Although a fixed income amount may be adequate at the beginning of retirement, inflation will make it less so after several years. If retirees experience historically average inflation of 3.0%, in 24 years twice as much money will be needed to cover income needs versus what was required at the beginning of retirement. For example, in 24 years today’s $2 loaf of bread with become $4 and a $4 gallon of milk will rise to $8. While monthly income remains the same, inflation steadily erodes its purchasing power.
The Importance of Variable Income and Investments
Adding an income stream that is not static solves the problem of inflation. Rather than remaining the same over time, a variable income stream can increase as inflation increases. While there is no guarantee income streams will increase in lockstep with inflation, it is likely they will at least keep pace, if not exceed inflation’s impact.
Most pension plan and fixed annuity retirement income payments do not increase with inflation.
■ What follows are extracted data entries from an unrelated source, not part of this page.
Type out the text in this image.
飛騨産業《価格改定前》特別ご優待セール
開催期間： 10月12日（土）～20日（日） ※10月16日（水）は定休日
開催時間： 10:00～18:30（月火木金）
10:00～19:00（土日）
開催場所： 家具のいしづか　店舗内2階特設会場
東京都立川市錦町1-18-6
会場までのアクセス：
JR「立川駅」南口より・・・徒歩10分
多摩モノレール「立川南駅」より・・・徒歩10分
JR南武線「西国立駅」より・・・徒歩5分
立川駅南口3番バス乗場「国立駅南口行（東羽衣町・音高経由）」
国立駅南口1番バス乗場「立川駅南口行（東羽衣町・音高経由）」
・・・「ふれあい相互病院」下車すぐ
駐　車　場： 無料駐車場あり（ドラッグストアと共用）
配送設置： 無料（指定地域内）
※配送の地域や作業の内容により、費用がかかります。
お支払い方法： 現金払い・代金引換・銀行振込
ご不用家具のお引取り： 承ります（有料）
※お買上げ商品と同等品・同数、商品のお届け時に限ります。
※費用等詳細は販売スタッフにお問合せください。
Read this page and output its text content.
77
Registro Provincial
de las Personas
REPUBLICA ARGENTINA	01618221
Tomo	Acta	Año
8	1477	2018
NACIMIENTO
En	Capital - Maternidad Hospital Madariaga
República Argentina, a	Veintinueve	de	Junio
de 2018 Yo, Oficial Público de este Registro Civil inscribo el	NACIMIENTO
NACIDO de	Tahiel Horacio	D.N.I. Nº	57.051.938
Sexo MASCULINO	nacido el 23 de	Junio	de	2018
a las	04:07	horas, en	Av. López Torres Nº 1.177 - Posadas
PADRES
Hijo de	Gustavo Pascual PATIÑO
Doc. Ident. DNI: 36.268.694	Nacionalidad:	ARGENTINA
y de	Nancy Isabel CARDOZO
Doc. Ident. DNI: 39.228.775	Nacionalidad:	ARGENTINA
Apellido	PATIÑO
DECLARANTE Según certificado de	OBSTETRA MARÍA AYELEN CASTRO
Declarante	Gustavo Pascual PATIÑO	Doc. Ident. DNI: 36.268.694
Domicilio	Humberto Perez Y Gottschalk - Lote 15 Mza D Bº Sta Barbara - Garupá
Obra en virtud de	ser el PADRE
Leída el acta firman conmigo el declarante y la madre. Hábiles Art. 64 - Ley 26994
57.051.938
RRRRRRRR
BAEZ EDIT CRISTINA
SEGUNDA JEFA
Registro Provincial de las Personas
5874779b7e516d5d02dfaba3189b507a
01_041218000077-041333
It is a wise approach to add an income stream that does increase. The best way to do this is to save and invest money in a stock-based account. Stocks (or equities) may seem an unstable investment as value regularly moves up and down, but historically, stock-based investments increase over time and have been shown to keep pace with inflation. Allowing enough time is important as short-term results (over only a few years) may be disappointing. When the timeframe is expanded to six or seven years or more, the impact of stock investment variability and volatility generally decreases. The resulting investment returns generally move in an upward direction. This is exactly what someone wants whose retirement income must increase to keep pace with inflation. There are no guarantees that stock-based investments will continue to increase, but for the last 100 years, this has been the case.
How can someone put money into a variable investment?
Mutual funds, exchange-traded funds and variable annuities all are reasonable options for variable investments. Many of these are available in IRAs, 401(k) and 403(b) accounts and provide tax-deferred growth.
There may be concern over giving up a guaranteed, stable income base – but there is no need to do that. Instead of eliminating pension or other fixed-income payments, supplement them with a variable income stream. Combining both can provide a solution to the need for a stable fixed income along with a variable income stream to counteract the erosive effect of inflation. This can result in a more comfortable retirement over many years.